In the first eight months of this year, 3,470 semiconductor chip companies in China went bankrupt. 

Meanwhile, China’s integrated circuit (IC) output in August fell 24.7% year-on-year, the most significant monthly decline on record.

China’s microcomputer output also fell 18.6%, the most significant drop since December 2015. Previously, in July, China’s chip output fell 16.6% year-on-year.

According to South China Morning Post, in the past two years, China’s public and private sectors have begun to make large-scale investments to achieve the Chinese regime’s goal of semiconductor self-sufficiency.

However, CCP’s lockdown for fighting COVID, lack of electricity, and internal weaknesses have made it difficult for Chinese chip companies.

Besides, tense relations between Beijing and Washington make China’s chip industry more difficult.

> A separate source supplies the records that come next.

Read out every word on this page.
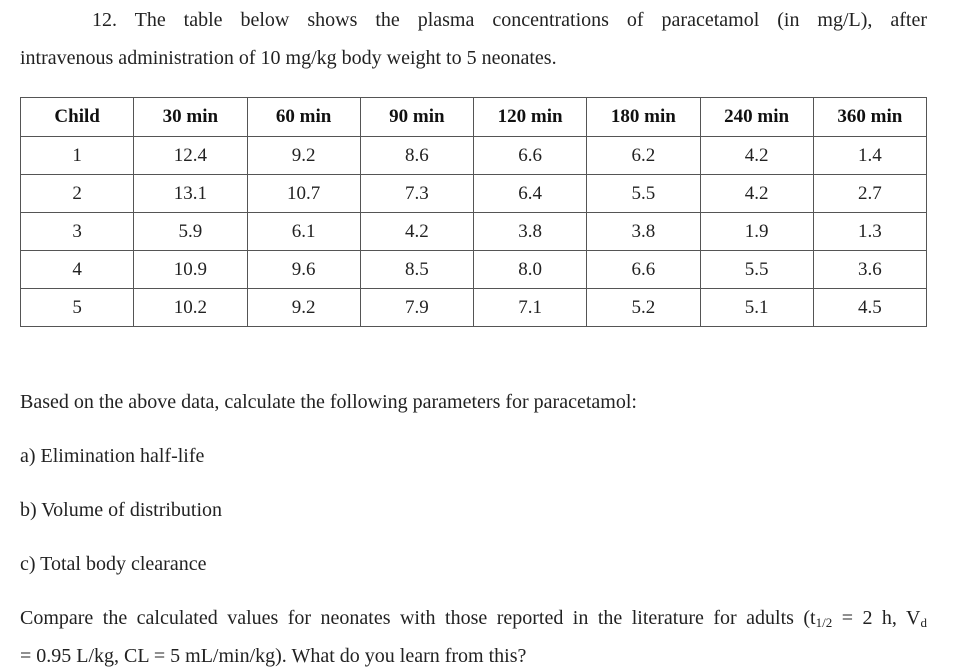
12. The table below shows the plasma concentrations of paracetamol (in mg/L), after
intravenous administration of 10 mg/kg body weight to 5 neonates.
Child	30 min	60 min	90 min	120 min	180 min	240 min	360 min
1	12.4	9.2	8.6	6.6	6.2	4.2	1.4
2	13.1	10.7	7.3	6.4	5.5	4.2	2.7
3	5.9	6.1	4.2	3.8	3.8	1.9	1.3
4	10.9	9.6	8.5	8.0	6.6	5.5	3.6
5	10.2	9.2	7.9	7.1	5.2	5.1	4.5
Based on the above data, calculate the following parameters for paracetamol:
a) Elimination half-life
b) Volume of distribution
c) Total body clearance
Compare the calculated values for neonates with those reported in the literature for adults ($t_{1/2} = 2$ h, $V_d$
= 0.95 L/kg, CL = 5 mL/min/kg). What do you learn from this?
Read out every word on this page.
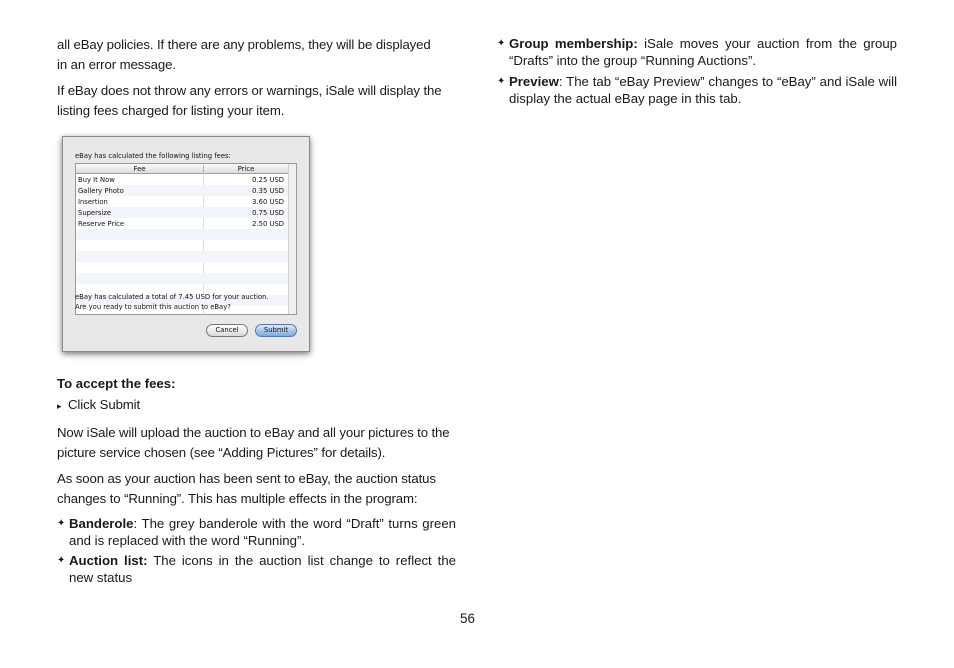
all eBay policies. If there are any problems, they will be displayed in an error message.

If eBay does not throw any errors or warnings, iSale will display the listing fees charged for listing your item.

eBay has calculated the following listing fees:
Fee	Price
Buy It Now	0.25 USD
Gallery Photo	0.35 USD
Insertion	3.60 USD
Supersize	0.75 USD
Reserve Price	2.50 USD
eBay has calculated a total of 7.45 USD for your auction.
Are you ready to submit this auction to eBay?
Cancel	Submit
To accept the fees:
▸ Click Submit

Now iSale will upload the auction to eBay and all your pictures to the picture service chosen (see “Adding Pictures” for details).

As soon as your auction has been sent to eBay, the auction status changes to “Running”. This has multiple effects in the program:

✦ Banderole: The grey banderole with the word “Draft” turns green and is replaced with the word “Running”.
✦ Auction list: The icons in the auction list change to reflect the new status
✦ Group membership: iSale moves your auction from the group “Drafts” into the group “Running Auctions”.
✦ Preview: The tab “eBay Preview” changes to “eBay” and iSale will display the actual eBay page in this tab.
56
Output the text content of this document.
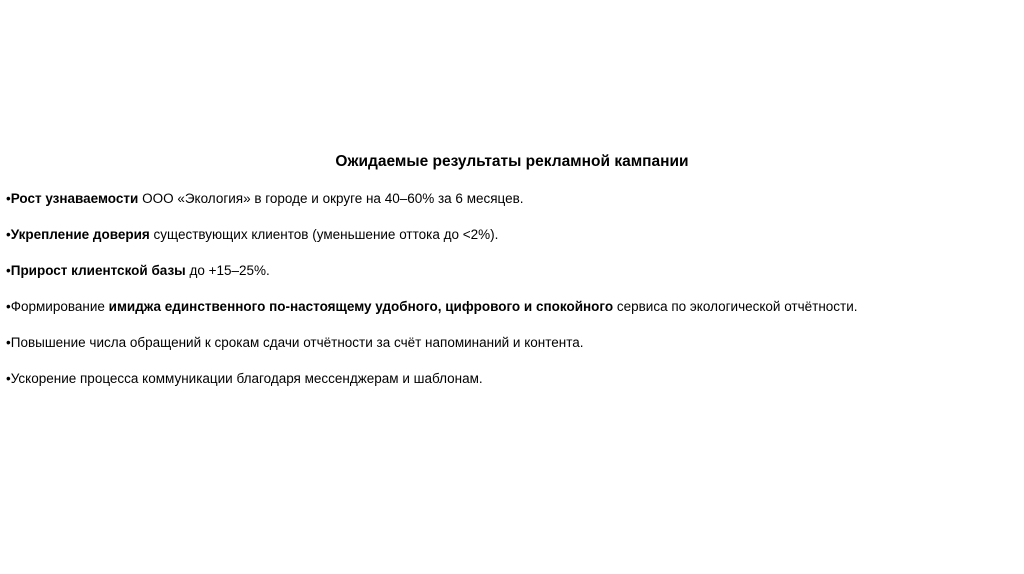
Ожидаемые результаты рекламной кампании
•Рост узнаваемости ООО «Экология» в городе и округе на 40–60% за 6 месяцев.
•Укрепление доверия существующих клиентов (уменьшение оттока до <2%).
•Прирост клиентской базы до +15–25%.
•Формирование имиджа единственного по-настоящему удобного, цифрового и спокойного сервиса по экологической отчётности.
•Повышение числа обращений к срокам сдачи отчётности за счёт напоминаний и контента.
•Ускорение процесса коммуникации благодаря мессенджерам и шаблонам.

The U.S government has begun to impose more restrictions on the export of technology products that could help China develop chip products.

Reuters reported last week that the Biden administration plans to expand restrictions on AI chip exports to China.

Sources told Reuters that Washington has been reaching out to its allies to ask them to assure that China cannot import chip technology from foreign companies.
Jim Lewis, a technology expert at the Center for Strategic and International Studies, said, “The strategy is to choke off China and they have discovered that chips are a choke point. They can’t make this stuff, they can’t make the manufacturing equipment.”